Stiften Lippenpflegestifte eigentlich? Oder pflegen die?“, interessierte sich Eckart von Hirschhausen zunächst mal mehr für das Sprachliche. „Die Lippen fressen die Pflegestifte“, meinte der bärtige Lichter wiederum zu wissen, der sich dann vom Moderator ein „Horst, wann hast du denn eigentlich das letzte Mal deine Oberlippe gesehen?“ einfing. Lichter konnte die Frage nicht beantworten. Auch die Maus nicht. Sehr wohl wusste Simonetti letztlich aber, wie lange man mit 20 Lippenpflegestifte auskommt: 3.010 Tage!

Zuerst gute Laune, dann Schlager

Schön auch zu wissen, dass Bartenwale durchaus ab und an rülpsen, wenn sie beim Auftauchen Luft schlucken. „Mein Vater konnte ganz Sätze rülpsen“, zeigte sich Pilawa an dieser Stelle stolz auf seinen alten Herrn. „Hat er so deine Mutter so kennengelernt?“, wollte ein zu Scherzen aufgelegter Eckart von Hirschhausen jetzt mehr wissen.

In der Mitte des über drei Stunden dauernden Formats war es mit Sicherheit am launigsten. Nicht auszuschließen, dass die Vergnügtheit ein wenig verloren ging, als die zweifelsohne sympathische Beatrice Egli ihre neue Single „Ganz egal“ trällerte. Und irgendwann später auch Andreas Gabalier nachlegen musste und „Ein Ende kann ein neuer Anfang und eine neue Liebe so schön sein“ meinte und irgendwas von „Im Sturmwind der Gezeiten hab ich mein Herz verloren“ sang.

Dass er im Sturmwind der Gezeiten sein Herz verloren hatte, mag ja einigermaßen tragisch sein, sollte für Andreas Gabalier aber jetzt echt kein Grund sein, Kontrahentin Beatrice Egli zu veräppeln und auf die falsche Fährte zu locken. Die beiden mussten nämlich sechs Auszüge aus einem Lied in die richtige Reihenfolge bringen – ein wenig wie bei einem „Memory“-Spiel für Musik.

Hinter den sechs Buzzern einer Jukebox lagen jeweils die sechs Songschnipsel. Alle sechs Songstellen, die live von Malik Harris gesungen wurden, der in der Jukebox Platz genommen hatte und Deutschland beim kommenden ESC vertreten wird, mussten in der richtigen Reihenfolge gedrückt werden.

Gabalier legt Egli rein

Es schien jedenfalls gar nicht mal so einfach, die Songschnipsel von Tracks wie „Guildo hat euch lieb“ von Guildo Horn oder der unter anderem von Katja Ebstein gesungene Schlager „Wunder gibt es immer wieder“ in die richtige Reihenfolge zu bringen. Als Egli an der Reihe war und nicht mehr weiterwusste, gab Gabalier vor, ihr helfen zu wollen, und deutete absichtlich auf einen falschen Buzzer. Egli zeigte sich danach erschüttert. „Ich hab ihm vertraut. Aber man darf Männern aus Österreich nicht vertrauen. I sing nie wieder a Liad für di“, so die Schweizerin zunächst über, dann direkt zu Andreas Gabalier. Der lachte nur.

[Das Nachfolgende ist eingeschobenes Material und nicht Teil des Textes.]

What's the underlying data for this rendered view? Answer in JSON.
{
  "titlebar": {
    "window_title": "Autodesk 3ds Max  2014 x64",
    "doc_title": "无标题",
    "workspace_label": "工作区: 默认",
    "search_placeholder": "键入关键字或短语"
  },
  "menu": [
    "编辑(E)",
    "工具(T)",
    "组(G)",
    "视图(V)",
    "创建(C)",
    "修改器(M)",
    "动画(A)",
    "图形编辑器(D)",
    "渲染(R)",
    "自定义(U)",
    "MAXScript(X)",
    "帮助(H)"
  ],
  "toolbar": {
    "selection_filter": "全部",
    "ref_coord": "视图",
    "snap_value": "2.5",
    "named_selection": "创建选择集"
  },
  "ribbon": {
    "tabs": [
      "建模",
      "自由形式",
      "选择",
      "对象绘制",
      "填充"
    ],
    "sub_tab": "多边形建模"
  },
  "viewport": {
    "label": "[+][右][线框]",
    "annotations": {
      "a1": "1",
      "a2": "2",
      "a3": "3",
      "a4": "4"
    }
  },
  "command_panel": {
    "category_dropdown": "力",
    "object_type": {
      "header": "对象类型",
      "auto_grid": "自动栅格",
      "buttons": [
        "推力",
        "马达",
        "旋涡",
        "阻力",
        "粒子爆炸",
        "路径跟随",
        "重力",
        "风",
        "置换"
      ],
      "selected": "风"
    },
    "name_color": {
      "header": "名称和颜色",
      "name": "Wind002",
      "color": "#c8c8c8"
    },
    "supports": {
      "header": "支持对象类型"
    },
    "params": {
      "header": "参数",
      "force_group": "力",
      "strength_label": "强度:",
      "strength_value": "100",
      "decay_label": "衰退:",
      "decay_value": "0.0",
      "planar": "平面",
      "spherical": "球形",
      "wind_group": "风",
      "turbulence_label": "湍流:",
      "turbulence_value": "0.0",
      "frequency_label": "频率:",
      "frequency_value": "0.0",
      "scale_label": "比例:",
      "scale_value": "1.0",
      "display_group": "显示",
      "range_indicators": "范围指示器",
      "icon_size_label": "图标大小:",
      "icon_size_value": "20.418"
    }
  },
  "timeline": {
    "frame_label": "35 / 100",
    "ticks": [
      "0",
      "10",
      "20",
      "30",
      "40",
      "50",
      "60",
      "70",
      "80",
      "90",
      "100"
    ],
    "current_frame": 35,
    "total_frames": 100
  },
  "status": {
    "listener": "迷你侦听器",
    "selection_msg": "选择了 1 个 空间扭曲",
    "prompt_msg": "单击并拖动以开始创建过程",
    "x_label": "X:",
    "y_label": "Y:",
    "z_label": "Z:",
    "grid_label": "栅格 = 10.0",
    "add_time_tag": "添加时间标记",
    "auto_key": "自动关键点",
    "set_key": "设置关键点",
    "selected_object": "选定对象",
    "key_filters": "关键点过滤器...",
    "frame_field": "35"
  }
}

Nach drei Runden hatte jedenfalls Team Maus mit Egli, Lichter und Pilawa mehr Punkte als die Kontrahenten. Und beim großen Maus-Duell, wie das Finale bei „Frag doch mal die Maus“ heißt, ging es nach Brühl zum höchsten Kletterturm Europas und dort für Andreas Wöhle runter und Tom Gehlert rauf. Heißt: Bei diesem sportlichen Event, das an die „Wetten, dass…?“-Außenwette erinnert, sollte sich entscheiden, ob Houserunner Andi, der für „Frag doch mal die Maus“ bereits mehrfach erfolgreich im Einsatz war, die Kletterwand schneller runterlaufen als Feuerwehrsportler Gehlert sie hinaufklettern kann.

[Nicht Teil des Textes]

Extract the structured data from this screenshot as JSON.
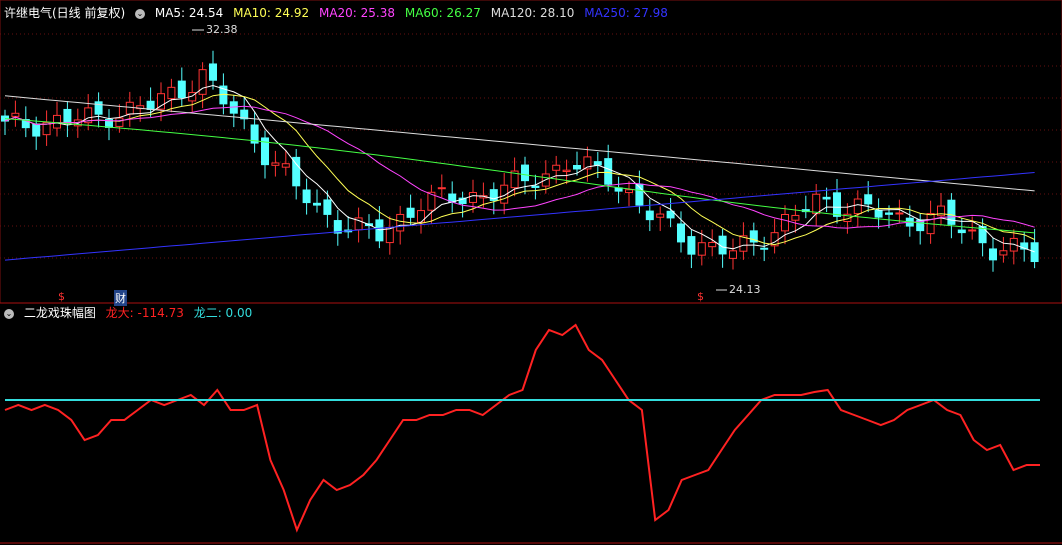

Sowohl Team Maus als auch Team Elefant setzte auf den Feuerwehrsportler, der sich seiner Sache selbst ebenso völlig sicher war. Sie lagen damit goldrichtig. Tom Gehlert kletterte den Brühler Kletterturm in nur 16 Sekunden hoch, während Andreas Wöhle abwärts rund zwei Sekunden länger brauchte. Die 25.000 Euro, die letztlich das Team Maus mit Beatrice Egli, Horst Lichter und Jörg Pilawa gewinnen konnte, gingen jedenfalls an den Verein „Bündnis Entwicklung Hilft – Gemeinsam für Menschen in Not“ und die „Aktion Deutschland hilft“, die sich beide für die Menschen in der Ukraine engagieren.